The melee ignited by Newt Gingrich’s condemnation of the House GOP budget as “right-wing social engineering” is intensifying as Republican leaders, conservative editorial pages, and right-leaning pundits join together to condemn his remarks.
There’s no question there was a misspeak here,” Majority Leader Eric Cantor (R-VA) told WLS radio in Chicago, according to The Hill. “Just to sit here while all but three House Republicans voted for the Ryan budget, to somehow portray that as a radical step, I believe, is a tremendous misspeak.”
The budget’s plan to replace Medicare with a less generous voucher system has proved a tough sell for the party, and judging by the reaction on the right, Gingrich’s words touched on a particularly sore spot for the party.
Cantor went so far as to hint Gingrich may have ended his nascent campaign entirely.
“I think that many have said now he’s finished,” Cantor said. “I haven’t had a chance to really dissect what in the world he’s thinking … so I probably would reserve judgment on that.”
Paul Ryan, the architect of the House GOP budget, lit into Gingrich as well. “With allies like that, who needs the left?” he told radio host Laura Ingraham on Monday.
South Carolina Governor Nikki Haley, considered one of the party’s most important endorsements because of her state’s early primary, held nothing back in an interview with CNN on Tuesday.
“What he said was absolutely unfortunate,” Haley said. “Here you’ve got Representative Ryan trying to bring common sense to this world of insanity, and Newt absolutely cut him off at the knees.”
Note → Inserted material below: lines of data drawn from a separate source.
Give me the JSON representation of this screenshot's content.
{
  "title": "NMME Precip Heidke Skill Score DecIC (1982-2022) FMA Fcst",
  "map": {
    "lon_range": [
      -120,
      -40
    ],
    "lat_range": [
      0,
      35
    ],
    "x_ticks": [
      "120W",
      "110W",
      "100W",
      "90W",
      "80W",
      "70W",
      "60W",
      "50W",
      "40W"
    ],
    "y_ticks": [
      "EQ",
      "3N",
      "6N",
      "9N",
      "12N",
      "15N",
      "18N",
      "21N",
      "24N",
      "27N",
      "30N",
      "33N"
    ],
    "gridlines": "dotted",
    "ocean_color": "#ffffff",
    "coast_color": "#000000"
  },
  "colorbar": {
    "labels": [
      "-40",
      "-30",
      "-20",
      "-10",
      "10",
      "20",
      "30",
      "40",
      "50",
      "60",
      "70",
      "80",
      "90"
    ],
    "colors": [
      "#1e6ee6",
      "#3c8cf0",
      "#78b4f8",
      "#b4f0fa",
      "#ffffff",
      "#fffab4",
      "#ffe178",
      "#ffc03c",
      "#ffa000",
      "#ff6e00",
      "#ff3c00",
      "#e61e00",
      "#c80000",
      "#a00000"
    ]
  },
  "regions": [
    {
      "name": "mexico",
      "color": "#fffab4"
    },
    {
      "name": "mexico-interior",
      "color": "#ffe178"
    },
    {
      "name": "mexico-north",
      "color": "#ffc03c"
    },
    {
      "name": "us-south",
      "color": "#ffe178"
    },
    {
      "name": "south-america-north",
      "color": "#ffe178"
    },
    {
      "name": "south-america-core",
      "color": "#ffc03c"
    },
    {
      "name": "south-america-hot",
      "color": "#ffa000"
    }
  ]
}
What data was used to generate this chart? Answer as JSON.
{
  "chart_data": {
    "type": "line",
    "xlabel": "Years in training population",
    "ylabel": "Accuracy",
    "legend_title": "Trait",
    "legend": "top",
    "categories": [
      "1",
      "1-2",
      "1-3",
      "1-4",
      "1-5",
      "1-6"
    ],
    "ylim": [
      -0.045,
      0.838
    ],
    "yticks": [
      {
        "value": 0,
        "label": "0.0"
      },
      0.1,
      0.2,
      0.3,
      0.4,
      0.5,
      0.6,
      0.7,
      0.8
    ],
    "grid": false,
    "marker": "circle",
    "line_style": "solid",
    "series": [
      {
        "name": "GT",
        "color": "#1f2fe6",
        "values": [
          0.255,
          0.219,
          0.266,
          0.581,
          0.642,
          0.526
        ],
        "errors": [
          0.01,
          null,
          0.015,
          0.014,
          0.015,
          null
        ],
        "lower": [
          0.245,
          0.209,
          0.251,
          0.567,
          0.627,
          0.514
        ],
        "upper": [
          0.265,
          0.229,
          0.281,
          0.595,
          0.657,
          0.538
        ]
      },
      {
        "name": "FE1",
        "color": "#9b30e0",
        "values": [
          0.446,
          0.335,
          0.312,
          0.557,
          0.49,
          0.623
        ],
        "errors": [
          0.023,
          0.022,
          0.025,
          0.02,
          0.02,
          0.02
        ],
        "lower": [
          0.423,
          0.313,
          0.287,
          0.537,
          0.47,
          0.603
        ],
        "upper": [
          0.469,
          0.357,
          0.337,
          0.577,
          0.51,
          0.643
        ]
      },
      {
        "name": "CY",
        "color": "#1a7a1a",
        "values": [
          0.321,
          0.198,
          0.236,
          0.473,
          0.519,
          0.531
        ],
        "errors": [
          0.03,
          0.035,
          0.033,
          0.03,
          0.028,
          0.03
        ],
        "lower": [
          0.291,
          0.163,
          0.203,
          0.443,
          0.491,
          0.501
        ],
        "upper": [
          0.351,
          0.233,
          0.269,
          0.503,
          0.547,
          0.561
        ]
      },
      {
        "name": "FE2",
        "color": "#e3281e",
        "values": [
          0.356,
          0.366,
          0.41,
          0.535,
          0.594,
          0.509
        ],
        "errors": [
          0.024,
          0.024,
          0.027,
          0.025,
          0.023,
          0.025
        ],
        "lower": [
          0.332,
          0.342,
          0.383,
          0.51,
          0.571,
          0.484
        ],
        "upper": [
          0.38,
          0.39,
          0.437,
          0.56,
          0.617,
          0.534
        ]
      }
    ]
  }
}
Dick Armey, who had a legendarily tempestuous relationship with Gingrich when they were in the House leadership together and is now a Tea Party organizer, told Politico that Newt was “confused and conflicted” on policy.
“We always say: Newt always has so many great ideas,” Armey said. “Well yeah, but then he shifts between them at such a rate it’s pretty hard to track it let alone keep up with it.”
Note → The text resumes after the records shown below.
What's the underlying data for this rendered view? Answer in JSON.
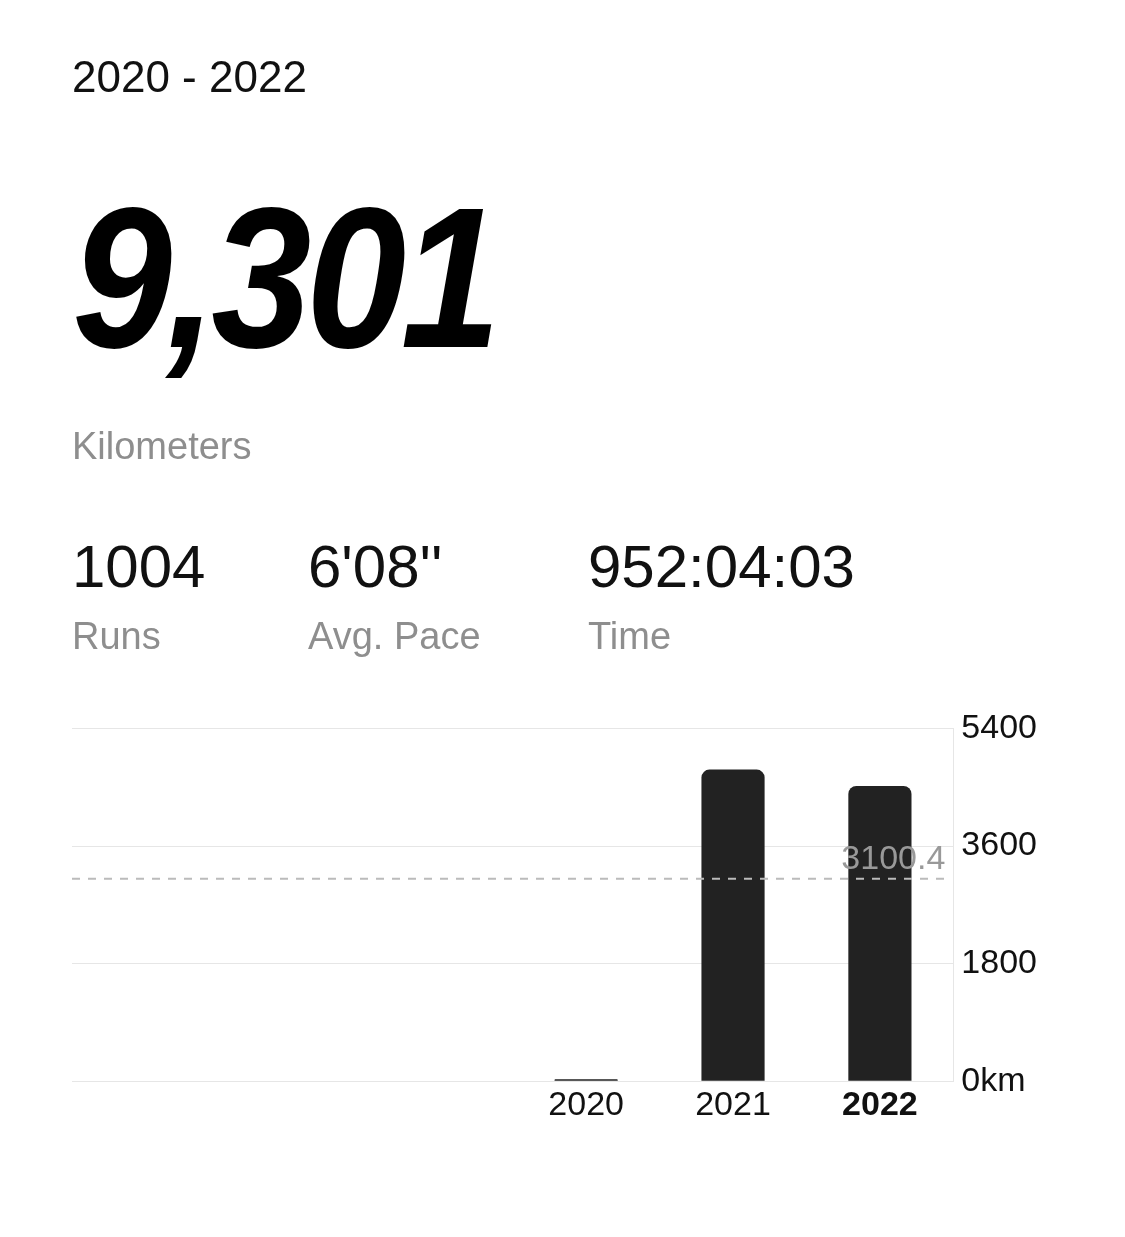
{
  "chart_data": {
    "type": "bar",
    "title": "2020 - 2022",
    "annotations": [
      "9,301",
      "Kilometers",
      "1004",
      "Runs",
      "6'08''",
      "Avg. Pace",
      "952:04:03",
      "Time"
    ],
    "categories": [
      null,
      null,
      null,
      "2020",
      "2021",
      "2022"
    ],
    "values": [
      null,
      null,
      null,
      30,
      4770,
      4520
    ],
    "color": "#222222",
    "ylim": [
      0,
      5400
    ],
    "yticks": [
      {
        "value": 0,
        "label": "0km"
      },
      1800,
      3600,
      5400
    ],
    "grid": "y",
    "legend": false,
    "ref_lines": [
      {
        "axis": "y",
        "value": 3100.4,
        "label": "3100.4",
        "color": "#bbbbbb",
        "line_style": "dashed"
      }
    ]
  }
}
The conservative press wasn’t any kinder, as contributors to the National Review and the editorial board of the Wall Street Journal unloaded on the former Speaker in a piece entitled “Gingrich to House GOP: Drop Dead.”
“The episode reveals the Georgian’s weakness as a candidate, and especially as a potential President — to wit, his odd combination of partisan, divisive rhetoric and poll-driven policy timidity,” they wrote.
Conservative columnist Charles Krauthammer told FOX News Gingrich’s remarks were a “capital offense” that ruled out any chance of winning the nomination. “This is a big deal,” he said. “He’s done.”
Gingrich, for his part, has sought to walk back his comments a bit. But on the basic point — that the Ryan budget is “too big a jump” — he has stuck to his guns.